Capitol Hill analysts blame good old-fashioned politics for Republican complaints that the Congressional Budget Office is using fuzzy math to fuel the fire of Democrats seeking to cast aspersions on the Bush tax cut package.
Sources confirm for Fox News that Rep. Jim Nussle, R-Iowa, chairman of the House Budget Committee, said “the CBO sucks, and you can quote me on that,” in a closed-door GOP leadership meeting two weeks ago.
Sources said the congressman was referring to the agency’s release of an updated analysis of the farm bill, which showed much higher costs than an earlier, higher scoring report. The problem, they said, was the second analysis came after the House already voted on the bill and before the Democratic-led Senate had a chance to do so.
“I think at the time his frustration had gone up a little,” said Brenna Hapes, a spokeswoman for Nussle, who played down reports that Nussle had scheduled a budget oversight hearing on the CBO to attack the agency.

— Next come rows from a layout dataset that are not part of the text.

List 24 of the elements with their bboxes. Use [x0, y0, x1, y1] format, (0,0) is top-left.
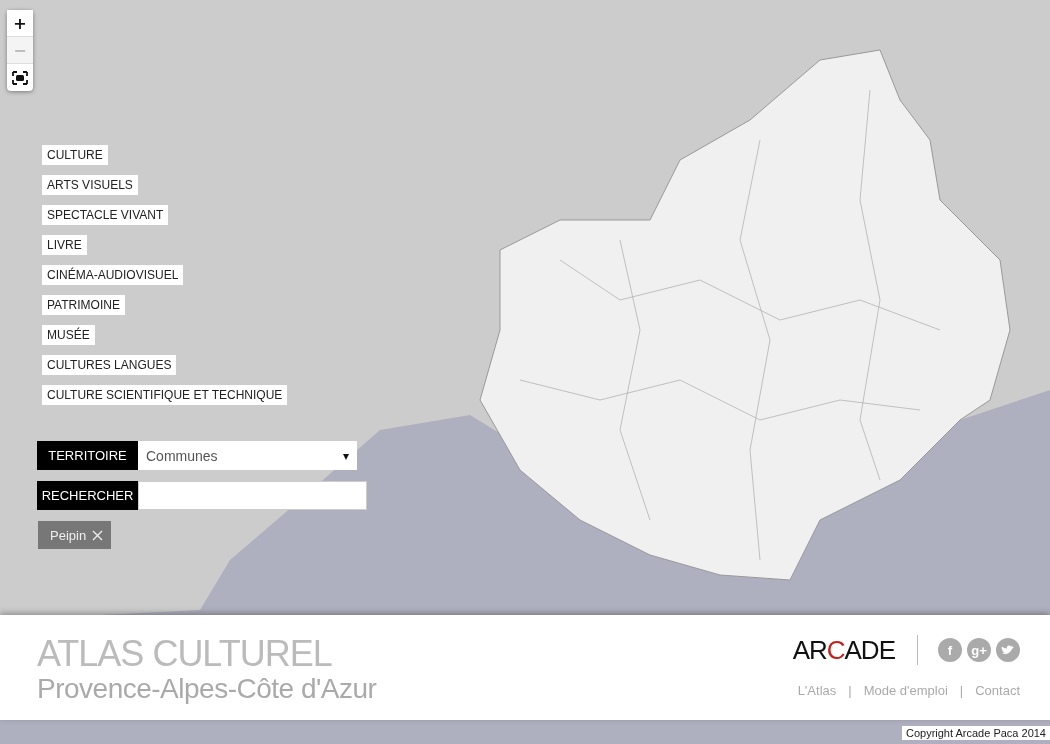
category-menu-item[interactable]: SPECTACLE VIVANT — [42, 205, 169, 225]
site-title: ATLAS CULTUREL — [37, 635, 333, 673]
territory-select[interactable]: Communes ▾ — [138, 441, 357, 470]
category-menu-item[interactable]: PATRIMOINE — [42, 295, 125, 315]
category-menu-item[interactable]: ARTS VISUELS — [42, 175, 138, 195]
category-menu-item[interactable]: LIVRE — [42, 235, 87, 255]
territory-label: TERRITOIRE — [37, 441, 138, 470]
category-menu-item[interactable]: CULTURES LANGUES — [42, 355, 177, 375]
category-menu-item[interactable]: MUSÉE — [42, 325, 95, 345]
brand-logo[interactable]: ARCADE — [792, 635, 918, 665]
category-menu-item[interactable]: CULTURE — [42, 145, 108, 165]
bird-icon[interactable] — [996, 638, 1020, 662]
link-separator: | — [959, 683, 964, 698]
site-subtitle: Provence-Alpes-Côte d'Azur — [37, 673, 377, 705]
search-field[interactable] — [138, 481, 367, 510]
link-separator: | — [848, 683, 852, 698]
zoom-in-button[interactable]: + — [7, 10, 33, 37]
category-menu-item[interactable]: CULTURE SCIENTIFIQUE ET TECHNIQUE — [42, 385, 288, 405]
close-icon[interactable] — [92, 529, 104, 541]
fullscreen-icon[interactable] — [12, 70, 28, 85]
copyright-text: Copyright Arcade Paca 2014 — [901, 726, 1050, 740]
category-menu-item[interactable]: CINÉMA-AUDIOVISUEL — [42, 265, 184, 285]
search-label: RECHERCHER — [37, 481, 138, 510]
filter-tag[interactable]: Peipin — [38, 521, 112, 549]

Though the farm bill passed both chambers and has been signed into law, sources inside the meeting said most of the frustration stemmed from the fact that Nussle was not notified by his staff that the updated analysis was coming. All agree, however, that the chairman was clearly angry.

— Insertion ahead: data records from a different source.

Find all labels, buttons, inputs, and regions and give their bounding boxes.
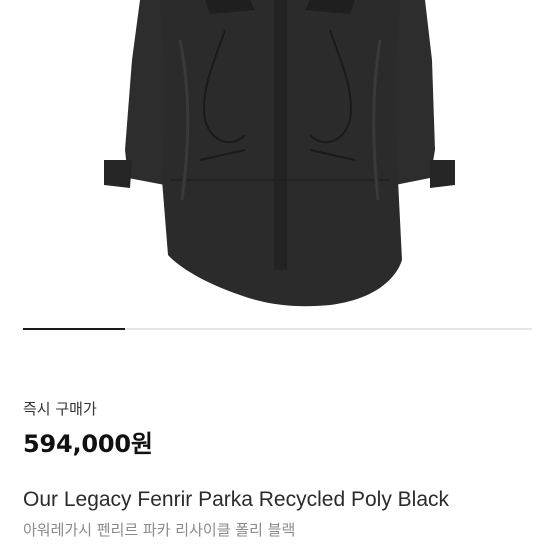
product-info: 즉시 구매가 594,000원 Our Legacy Fenrir Parka …	[0, 362, 555, 555]
product-image-gallery[interactable]	[0, 0, 555, 362]
price: 594,000원	[23, 430, 153, 458]
gallery-progress-track	[23, 328, 532, 330]
product-image[interactable]	[0, 0, 555, 322]
gallery-progress-fill	[23, 328, 125, 330]
product-title-en: Our Legacy Fenrir Parka Recycled Poly Bl…	[23, 488, 449, 511]
price-label: 즉시 구매가	[23, 400, 97, 418]
product-title-ko: 아워레가시 펜리르 파카 리사이클 폴리 블랙	[23, 521, 296, 539]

The CBO was created by the Congressional Budget and Impoundment Control Act of 1974 to act as a nonpartisan research and analysis provider for economic and budget policy. ITs recent reports suggest smaller economic growth and surplus estimates and larger deficits than White House projections, which the House has preferred to use as it moves through tax and budget negotiations this year.
Rep. Paul Ryan, R-Wis., a member of the House Ways and Means Committee, told Roll Call that the reason for that is CBO’s use of a “static” economic model, which does not take into account the long-term benefits of tax cuts on the economy, as well as other “dynamic” factors that would reflect consumer spending activity and production resulting from tax relief.

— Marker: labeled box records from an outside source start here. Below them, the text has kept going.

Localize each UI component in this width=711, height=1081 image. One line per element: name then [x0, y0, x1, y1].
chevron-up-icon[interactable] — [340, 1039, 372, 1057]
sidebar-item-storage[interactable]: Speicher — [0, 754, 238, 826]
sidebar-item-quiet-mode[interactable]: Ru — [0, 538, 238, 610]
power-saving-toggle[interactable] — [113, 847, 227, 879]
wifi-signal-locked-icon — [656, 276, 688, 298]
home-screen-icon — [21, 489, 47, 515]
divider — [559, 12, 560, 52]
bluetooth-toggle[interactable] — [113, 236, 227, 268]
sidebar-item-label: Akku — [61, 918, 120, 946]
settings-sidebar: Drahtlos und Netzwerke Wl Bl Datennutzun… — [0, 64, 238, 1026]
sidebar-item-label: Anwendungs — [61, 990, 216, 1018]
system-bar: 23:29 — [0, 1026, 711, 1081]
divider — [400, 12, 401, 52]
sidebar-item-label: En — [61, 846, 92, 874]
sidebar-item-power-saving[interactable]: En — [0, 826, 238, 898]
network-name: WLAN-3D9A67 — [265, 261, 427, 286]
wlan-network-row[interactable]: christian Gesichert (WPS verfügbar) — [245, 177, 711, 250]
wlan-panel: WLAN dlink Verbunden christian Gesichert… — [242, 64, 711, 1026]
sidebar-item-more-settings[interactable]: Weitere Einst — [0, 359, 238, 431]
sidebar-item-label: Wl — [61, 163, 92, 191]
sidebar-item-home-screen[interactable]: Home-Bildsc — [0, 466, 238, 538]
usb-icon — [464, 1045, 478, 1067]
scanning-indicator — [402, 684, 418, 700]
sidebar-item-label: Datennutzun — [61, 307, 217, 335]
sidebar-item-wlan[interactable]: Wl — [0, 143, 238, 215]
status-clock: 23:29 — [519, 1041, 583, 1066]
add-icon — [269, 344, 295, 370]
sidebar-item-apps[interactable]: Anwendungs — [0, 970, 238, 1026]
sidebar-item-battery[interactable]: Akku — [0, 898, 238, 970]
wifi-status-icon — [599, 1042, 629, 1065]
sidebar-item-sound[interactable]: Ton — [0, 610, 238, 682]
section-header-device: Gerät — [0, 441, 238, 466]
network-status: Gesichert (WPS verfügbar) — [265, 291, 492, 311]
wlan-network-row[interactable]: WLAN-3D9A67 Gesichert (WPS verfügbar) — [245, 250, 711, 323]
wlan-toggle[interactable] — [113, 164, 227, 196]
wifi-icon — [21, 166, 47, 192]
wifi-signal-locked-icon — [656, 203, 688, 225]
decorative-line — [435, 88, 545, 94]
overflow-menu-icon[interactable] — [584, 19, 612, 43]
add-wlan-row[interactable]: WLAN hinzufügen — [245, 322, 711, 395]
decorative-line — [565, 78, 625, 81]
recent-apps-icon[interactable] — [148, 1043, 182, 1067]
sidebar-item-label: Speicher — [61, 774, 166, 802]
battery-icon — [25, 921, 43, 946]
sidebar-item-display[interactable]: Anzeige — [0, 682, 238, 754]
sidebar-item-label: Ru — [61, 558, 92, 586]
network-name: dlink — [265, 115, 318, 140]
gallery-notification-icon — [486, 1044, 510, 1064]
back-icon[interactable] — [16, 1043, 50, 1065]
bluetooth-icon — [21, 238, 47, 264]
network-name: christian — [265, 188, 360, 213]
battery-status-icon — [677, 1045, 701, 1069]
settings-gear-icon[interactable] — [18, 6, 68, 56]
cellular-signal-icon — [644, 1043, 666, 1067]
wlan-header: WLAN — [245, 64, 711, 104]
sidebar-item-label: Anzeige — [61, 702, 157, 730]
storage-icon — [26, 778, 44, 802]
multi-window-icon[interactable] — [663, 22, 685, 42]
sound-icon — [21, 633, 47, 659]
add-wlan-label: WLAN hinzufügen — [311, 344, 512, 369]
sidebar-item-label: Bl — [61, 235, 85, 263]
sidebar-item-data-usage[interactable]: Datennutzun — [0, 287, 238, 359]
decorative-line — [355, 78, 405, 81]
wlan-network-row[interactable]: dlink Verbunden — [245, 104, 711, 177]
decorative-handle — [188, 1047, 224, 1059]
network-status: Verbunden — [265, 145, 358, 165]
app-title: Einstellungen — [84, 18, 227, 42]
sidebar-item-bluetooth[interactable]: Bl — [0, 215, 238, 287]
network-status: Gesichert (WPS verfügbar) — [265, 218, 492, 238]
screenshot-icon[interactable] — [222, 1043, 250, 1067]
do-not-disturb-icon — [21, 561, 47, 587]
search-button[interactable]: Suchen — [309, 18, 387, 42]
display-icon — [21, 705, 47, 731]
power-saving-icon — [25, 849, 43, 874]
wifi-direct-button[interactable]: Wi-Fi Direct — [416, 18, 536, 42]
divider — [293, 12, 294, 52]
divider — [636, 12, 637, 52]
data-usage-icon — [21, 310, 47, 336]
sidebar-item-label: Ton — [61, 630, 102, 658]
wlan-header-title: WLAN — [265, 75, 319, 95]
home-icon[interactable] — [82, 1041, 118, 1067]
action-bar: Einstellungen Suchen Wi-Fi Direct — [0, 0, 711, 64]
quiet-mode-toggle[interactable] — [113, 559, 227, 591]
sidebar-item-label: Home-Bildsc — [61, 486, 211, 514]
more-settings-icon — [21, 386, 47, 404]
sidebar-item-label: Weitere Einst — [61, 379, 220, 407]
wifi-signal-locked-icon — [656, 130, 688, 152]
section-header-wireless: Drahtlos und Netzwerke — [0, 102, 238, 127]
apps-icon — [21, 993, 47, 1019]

“It’s not like we’re trying to get them to cook the books in our direction,” Ryan said. “We simply are seeking the truth: a better illustration of what is reality.”
But Democrats say the GOP can’t have it both ways – during the Clinton administration, they were happy to use CBO numbers, which were more conservative, while knocking forecasts by the White House's Office of Management and Budget.
“During the Clinton administration, the Republicans thought the CBO numbers were holier than thou,” complained one Democratic aide who did not want to be named.
“Under Bush, there has been a reverse of that. But poo-pooing it because they won’t meet your political agenda is bad policy if anything else,” he added.
Rep. Ken Bentsen, D-Texas, a member of the Budget Committee, agreed. “The Republicans are upset because there is volatility, which is appropriate, but they’re also upset because the numbers don’t come up the way they want them to come out.”
“There has always been battles among the Congress and Executive Branch over whether to use the CBO or the OMB,” he added.
Earlier this year, Republicans showed their exasperation when CBO Director Dan Crippen made public statements linking the dwindling surplus to President Bush's $1.35 trillion tax cut, which extends over a 10-year period and has so far been manifested in $300 billion in rebate checks that went out to most taxpayers last year.
Crippen was appointed three years ago by then-Budget Committee Chairman Sen. Pete Domenici, R-N.M, despite the fact that he was not a favorite among fiscal conservatives in the Republican Party. CBO officials declined comment for this story.
In March, the CBO projected a $121 billion deficit next year — $40 billion more than Bush forecast, blaming the tax cuts, spending increases for defense, homeland security and increased spending. Democrats quickly incorporated the report into their arguments against rolling out more of the tax cut.
Also, where the White House has projected $1 trillion in surpluses starting in 2005, the CBO sees much less, like in the $681 billion range.
Most acknowledge that the differences between the two reports, as well as the two parties, can be traced back to economic philosophy and disputes over how estimates are factored.
“I think they continue to ignore the basic lessons of how a well-designed tax cut can benefit Americans and its not just a matter of tallying up benefit losses that a 20-year bureaucrat has been carrying around throughout his entire career,” charged Pete Sepp, a spokesman for the American Taxpayers Union.
Recent hearings by both the Budget and House Ways and Means Committee sought to air those differences, but there have been no suggestions that the system ought to change anytime soon.
“There is a recognition that economic forecasts are never going to be perfect,” said Hapes. “(Nussle) realizes that (CBO) is sometimes unfairly singled out as a lightening rod. But there is no reason to believe it cannot be improved.”
Kevin Hassett, a resident scholar with the American Enterprise Institute, suggested in the May 2 budget hearing that a more independent body be set up for fiscal policy decisions, based on the Federal Reserve’s professional staff.
“Such a measure may significantly reduce the chance that political influence could have an impact on the analysis of the economic staff,” he said, “and might also restrain the tendency for the economic analysis to be tied to unrealistic projections of future policies, as is now sometimes the case.”